The Society of Fellows, to be chosen this year, may be compared to All Souls' College at Trinity (in Cambridge, England) which encourages purely original scholarship, and which has to date contributed more than one-half of the British winners of the Nobel Prize. Like the Rhodes Scholarships, appointment to the Society will be for a period of three years, and will carry a generous stipend; but unlike Rhodes men, the Harvard scholars will be given absolute freedom and will work for no degree. Such an inducement ought to draw the finest creative and critical minds among the young men graduating each year from American colleges; it will keep them on American soil, and should offer no competition for the Rhodes group, which is chosen on the basis of conservative scholarship, athletic prowess, and the solid virtues.
To be ideally effective, the Society of Fellows ought to include the artistically creative as well as the scholarly creative type, and strike a balance between the two. Not in individuals, for only the rare man can be a scholar and an artist at the same time, but as to numbers. Inevitably those institutions would have benefited, if T. S. Eliot had remained at Harvard, instead of going to London to found and edit a distinguished quarterly; if Edmund Wilson had returned to, if Eugene O'Neill had stayed to graduate from, Princeton; if Sinclair Lewis had endured Yale a while longer, devoting his uncanny eye for detail, his energy, and industry, to scholarship instead of literature! What a sociologist he would have made! If Harvard can keep close to her even a few of the Robert Frosts, the Conrad Aikens, the Walter Lippmans of the future, then the Society of Fellows will more than justify itself.
A Boston newspaper, commenting on the announcement of this new scheme, remarked that: "The establishment of the society has dealt the first body-blow to the time-honored requirement of the degree of Doctor of Philosophy for university professorships." How serious a blow the practical working of the Society of Fellows alone may determine. Critics have pointed out that pressure may be brought to bear on members of the society to engage in research which will closely parallel that required in preparation for a Ph.D. degree. If this should be the case, that ideal which President Lowell had in mind would have been ignored, and the benefit of the society nullified. Secondly, critics hold that members of the Society of Fellows, for the first few years, until the fame and prestige of the body had become well established, would be martyrs on the altar of Educational Experiment. Inasmuch as work for the degree of Doctor of Philosophy is supposed, throughout the land, to be the only sure way to fit a man for college or university teaching, the exFellow from Harvard would, in the face of stiff competition, be unable to get an appointment.
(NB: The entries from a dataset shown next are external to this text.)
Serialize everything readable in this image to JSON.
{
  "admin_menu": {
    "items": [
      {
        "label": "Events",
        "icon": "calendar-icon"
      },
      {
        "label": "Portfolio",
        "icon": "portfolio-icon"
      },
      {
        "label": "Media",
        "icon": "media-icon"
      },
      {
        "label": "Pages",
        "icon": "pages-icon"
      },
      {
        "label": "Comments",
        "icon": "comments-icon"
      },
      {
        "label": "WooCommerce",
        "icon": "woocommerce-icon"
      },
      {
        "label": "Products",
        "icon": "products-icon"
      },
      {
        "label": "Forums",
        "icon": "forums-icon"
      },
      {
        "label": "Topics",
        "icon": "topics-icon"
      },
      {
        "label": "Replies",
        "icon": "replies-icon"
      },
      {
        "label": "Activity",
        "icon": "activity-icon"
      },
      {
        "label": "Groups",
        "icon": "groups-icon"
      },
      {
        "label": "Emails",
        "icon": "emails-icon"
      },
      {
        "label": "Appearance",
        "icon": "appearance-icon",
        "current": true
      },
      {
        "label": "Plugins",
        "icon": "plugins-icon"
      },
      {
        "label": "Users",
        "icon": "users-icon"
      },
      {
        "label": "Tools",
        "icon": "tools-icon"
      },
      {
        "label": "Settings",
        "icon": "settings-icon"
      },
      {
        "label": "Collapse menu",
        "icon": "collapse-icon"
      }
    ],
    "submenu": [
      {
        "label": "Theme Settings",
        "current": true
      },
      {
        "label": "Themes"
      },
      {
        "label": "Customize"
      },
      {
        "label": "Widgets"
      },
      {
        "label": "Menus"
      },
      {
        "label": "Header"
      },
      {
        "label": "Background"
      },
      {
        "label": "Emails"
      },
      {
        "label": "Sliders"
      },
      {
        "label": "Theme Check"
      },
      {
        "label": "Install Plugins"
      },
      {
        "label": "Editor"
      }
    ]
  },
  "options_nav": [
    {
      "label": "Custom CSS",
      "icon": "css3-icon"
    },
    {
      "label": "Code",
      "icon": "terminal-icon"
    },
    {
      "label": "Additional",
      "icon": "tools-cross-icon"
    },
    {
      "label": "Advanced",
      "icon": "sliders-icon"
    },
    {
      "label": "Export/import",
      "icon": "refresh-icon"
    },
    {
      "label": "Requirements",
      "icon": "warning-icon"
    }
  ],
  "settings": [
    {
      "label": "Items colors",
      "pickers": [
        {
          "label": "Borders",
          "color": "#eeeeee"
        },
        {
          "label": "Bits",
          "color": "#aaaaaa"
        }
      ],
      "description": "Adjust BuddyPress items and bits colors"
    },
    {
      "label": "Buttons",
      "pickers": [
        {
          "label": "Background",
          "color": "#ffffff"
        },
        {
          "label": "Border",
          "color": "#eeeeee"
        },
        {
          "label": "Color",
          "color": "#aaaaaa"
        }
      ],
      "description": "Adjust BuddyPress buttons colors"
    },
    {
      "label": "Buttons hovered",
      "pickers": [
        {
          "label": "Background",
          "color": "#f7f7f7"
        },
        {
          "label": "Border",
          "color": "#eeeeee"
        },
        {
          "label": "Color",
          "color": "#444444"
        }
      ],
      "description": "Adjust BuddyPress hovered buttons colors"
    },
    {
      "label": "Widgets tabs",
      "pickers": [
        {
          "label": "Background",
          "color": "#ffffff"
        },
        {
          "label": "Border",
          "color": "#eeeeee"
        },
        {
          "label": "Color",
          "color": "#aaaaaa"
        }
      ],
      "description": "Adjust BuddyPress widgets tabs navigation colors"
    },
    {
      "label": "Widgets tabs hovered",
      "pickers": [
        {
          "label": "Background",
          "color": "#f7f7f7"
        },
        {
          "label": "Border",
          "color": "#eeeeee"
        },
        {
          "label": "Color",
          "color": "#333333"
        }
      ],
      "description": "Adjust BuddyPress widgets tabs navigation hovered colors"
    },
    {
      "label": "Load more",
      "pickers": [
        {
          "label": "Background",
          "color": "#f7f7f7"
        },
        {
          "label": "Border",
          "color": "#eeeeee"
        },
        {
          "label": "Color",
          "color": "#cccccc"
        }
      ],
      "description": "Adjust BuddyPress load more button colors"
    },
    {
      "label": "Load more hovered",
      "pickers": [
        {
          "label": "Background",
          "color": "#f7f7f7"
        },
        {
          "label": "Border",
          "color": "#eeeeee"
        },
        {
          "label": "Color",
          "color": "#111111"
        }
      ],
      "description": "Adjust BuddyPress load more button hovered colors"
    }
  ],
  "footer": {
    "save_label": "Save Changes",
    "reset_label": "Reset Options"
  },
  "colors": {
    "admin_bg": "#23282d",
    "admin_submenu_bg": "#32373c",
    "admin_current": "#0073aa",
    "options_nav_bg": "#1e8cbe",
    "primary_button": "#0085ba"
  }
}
A parallel problem arises in connection with the Senior Fellows at Dartmouth who are appointed each year by President Hopkins, exempted from class attendance and from tuition, and allowed the use of college facilities for individual research. If a man intends to take post-graduate work, with a view to teaching, the Senior Fellowship is a handicap to him, say critics of the scheme; therefore let him enroll in those courses which he would have taken had he not been elected a Senior Fellow, and attend them regularly. Should he do this, the ideal behind the Senior Fellowship would be betrayed.
That very courage which it takes to ignore, first, as an undergraduate, the Phi Beta Kappa key; second, as a graduate, the degree of Doctor o£ Philosophy, is the one quality necessary if both these Utopian orders are to succeed.